President Lyndon B. Johnson appointed Wheeler Chairman of the Joint Chiefs of Staff in July 1964 to succeed General Maxwell Taylor. General Wheeler's tenure as the nation's top military officer spanned the height of America's involvement in the Vietnam War. Wheeler's selection for the top job in the U.S. military, over the heads of officers with more combat experience, drew some criticism.

Wheeler oversaw and supported the expanding U.S. military role in the Vietnam War in the mid‐1960s, consistently backing the field commander's requests for additional troops and operating authority. He often urged President Johnson to strike harder at North Vietnam and to expand aerial bombing campaigns. Wheeler was concerned with minimizing costs to U.S. ground troops. At the same time, he preferred what he saw as a realistic assessment of the capabilities of the South Vietnamese military. This earned him a reputation as a "hawk."

Wheeler, with field commander General William C. Westmoreland, and President Johnson, pushed to raise additional U.S. forces after the February 1968 Tet Offensive. U.S. media at the time widely reported the Tet Offensive as a Viet Cong victory. This followed a widely-noted news report in 1967 that cited an unnamed American general (later identified as General Frederick C. Weyand) who called the situation in Vietnam a "stalemate." It was a view with which General Wheeler agreed in more confidential circles.

However, Wheeler was also concerned that the U.S. buildup in Vietnam was depleting U.S. military capabilities in other parts of the world. He called for 205,000 additional ground troops, to be gained by mobilizing reserves, but intended these remain in the U.S. as an active reserve. The president decided this was not easily accomplished. Together with the Tet Offensive and shifts in U.S. public opinion, this abortive effort contributed to President Johnson's ultimate decision to de-escalate the war.

After the election of President Richard M. Nixon, Wheeler oversaw the implementation of the "Vietnamization" program, whereby South Vietnamese forces assumed increasing responsibility for the war as U.S. forces were withdrawn.

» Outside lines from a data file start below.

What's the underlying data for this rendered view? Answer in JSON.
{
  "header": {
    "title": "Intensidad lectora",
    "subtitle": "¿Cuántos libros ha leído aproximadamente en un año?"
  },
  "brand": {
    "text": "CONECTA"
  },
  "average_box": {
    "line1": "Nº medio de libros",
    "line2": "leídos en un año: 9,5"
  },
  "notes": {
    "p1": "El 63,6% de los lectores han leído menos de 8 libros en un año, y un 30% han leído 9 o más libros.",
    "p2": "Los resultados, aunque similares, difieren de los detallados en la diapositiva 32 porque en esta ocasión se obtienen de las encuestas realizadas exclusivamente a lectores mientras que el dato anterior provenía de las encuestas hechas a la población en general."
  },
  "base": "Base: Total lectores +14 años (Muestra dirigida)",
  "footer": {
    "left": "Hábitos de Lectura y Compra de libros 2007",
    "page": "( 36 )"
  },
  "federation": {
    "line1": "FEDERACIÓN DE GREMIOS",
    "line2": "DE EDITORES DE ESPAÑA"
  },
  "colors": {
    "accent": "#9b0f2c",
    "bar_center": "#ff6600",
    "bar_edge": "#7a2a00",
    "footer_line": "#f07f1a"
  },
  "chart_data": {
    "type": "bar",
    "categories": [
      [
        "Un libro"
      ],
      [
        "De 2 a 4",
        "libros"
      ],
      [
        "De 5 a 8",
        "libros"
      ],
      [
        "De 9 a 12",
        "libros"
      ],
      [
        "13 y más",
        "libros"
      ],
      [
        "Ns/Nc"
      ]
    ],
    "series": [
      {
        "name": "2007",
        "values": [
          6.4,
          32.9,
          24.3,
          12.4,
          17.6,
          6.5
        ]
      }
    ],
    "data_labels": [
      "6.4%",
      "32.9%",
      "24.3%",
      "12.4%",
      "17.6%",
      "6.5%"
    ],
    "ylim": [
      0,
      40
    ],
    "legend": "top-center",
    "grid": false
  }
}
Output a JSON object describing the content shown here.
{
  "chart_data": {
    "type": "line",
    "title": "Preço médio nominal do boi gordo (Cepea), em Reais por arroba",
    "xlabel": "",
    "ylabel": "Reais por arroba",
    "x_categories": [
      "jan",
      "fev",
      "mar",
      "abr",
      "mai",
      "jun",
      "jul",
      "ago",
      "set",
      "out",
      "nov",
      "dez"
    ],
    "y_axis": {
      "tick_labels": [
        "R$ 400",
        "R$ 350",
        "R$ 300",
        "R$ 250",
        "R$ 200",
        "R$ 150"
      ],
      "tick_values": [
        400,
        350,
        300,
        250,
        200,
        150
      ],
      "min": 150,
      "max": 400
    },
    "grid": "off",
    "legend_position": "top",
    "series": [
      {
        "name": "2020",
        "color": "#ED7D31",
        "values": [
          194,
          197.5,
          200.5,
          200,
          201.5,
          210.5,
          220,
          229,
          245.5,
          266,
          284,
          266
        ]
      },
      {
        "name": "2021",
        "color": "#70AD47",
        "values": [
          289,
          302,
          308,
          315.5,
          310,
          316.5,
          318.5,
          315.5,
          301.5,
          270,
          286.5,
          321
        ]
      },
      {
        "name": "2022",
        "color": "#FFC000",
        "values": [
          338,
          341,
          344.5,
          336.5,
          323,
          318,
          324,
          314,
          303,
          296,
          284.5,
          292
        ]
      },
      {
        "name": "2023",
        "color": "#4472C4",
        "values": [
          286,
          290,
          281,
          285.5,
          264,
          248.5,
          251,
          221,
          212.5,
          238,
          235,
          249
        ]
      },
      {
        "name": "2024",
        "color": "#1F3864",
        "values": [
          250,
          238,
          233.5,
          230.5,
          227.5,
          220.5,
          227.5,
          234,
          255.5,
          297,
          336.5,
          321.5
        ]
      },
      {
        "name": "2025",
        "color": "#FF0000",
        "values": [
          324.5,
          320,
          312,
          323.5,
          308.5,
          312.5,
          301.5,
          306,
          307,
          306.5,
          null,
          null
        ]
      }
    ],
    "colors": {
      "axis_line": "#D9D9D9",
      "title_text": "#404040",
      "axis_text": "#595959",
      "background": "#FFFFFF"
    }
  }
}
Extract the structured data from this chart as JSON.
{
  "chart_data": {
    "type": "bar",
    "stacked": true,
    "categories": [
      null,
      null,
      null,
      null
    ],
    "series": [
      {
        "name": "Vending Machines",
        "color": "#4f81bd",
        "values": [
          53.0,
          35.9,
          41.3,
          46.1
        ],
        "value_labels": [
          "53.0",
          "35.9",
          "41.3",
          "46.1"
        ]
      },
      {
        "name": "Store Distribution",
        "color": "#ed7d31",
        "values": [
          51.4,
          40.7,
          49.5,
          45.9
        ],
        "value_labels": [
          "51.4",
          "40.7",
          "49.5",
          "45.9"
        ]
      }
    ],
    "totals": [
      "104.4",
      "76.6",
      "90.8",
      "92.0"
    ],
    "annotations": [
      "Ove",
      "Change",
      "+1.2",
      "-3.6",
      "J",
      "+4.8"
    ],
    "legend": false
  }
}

General Wheeler retired from the Army in July 1970 after becoming the longest-serving Chairman of the Joint Chiefs to date; six years.

Medals and Awards

Army Distinguished Service Medal
Defense Distinguished Service Medal
Legion of Merit
Bronze Star Medal

Death and Burial

General Earle Gilmore Wheeler died on 18 December 1975 in Frederick, MD, after a heart attack. He is buried at Arlington National Cemetery in Arlington, VA, in Section 30, Lot 434-1.

He was survived by his wife, Frances Howell "Betty" Wheeler; by a son, Gilmore "Bim" Stone Wheeler; two grandsons, William Gilmore Wheeler and John Robinson Wheeler; and two great-grandchildren, Chelsey Anne Wheeler McCarthy and William Gilmore Wheeler Jr.

Interesting Note

In 1980, Frances Howell "Betty" Wheeler, widow of General Earle Gilmore Wheeler, married retired U.S. Army General Frank S. Besson, Jr. Besson and Wheeler were friends and former members of the Class of 1932 at the U.S. Military Academy.

Frank and Betty lived in Alexandria until his death in 1985. After General Besson's death, Betty resumed using the name of her first husband, Earle Wheeler, and is buried with him at Arlington National Cemetery.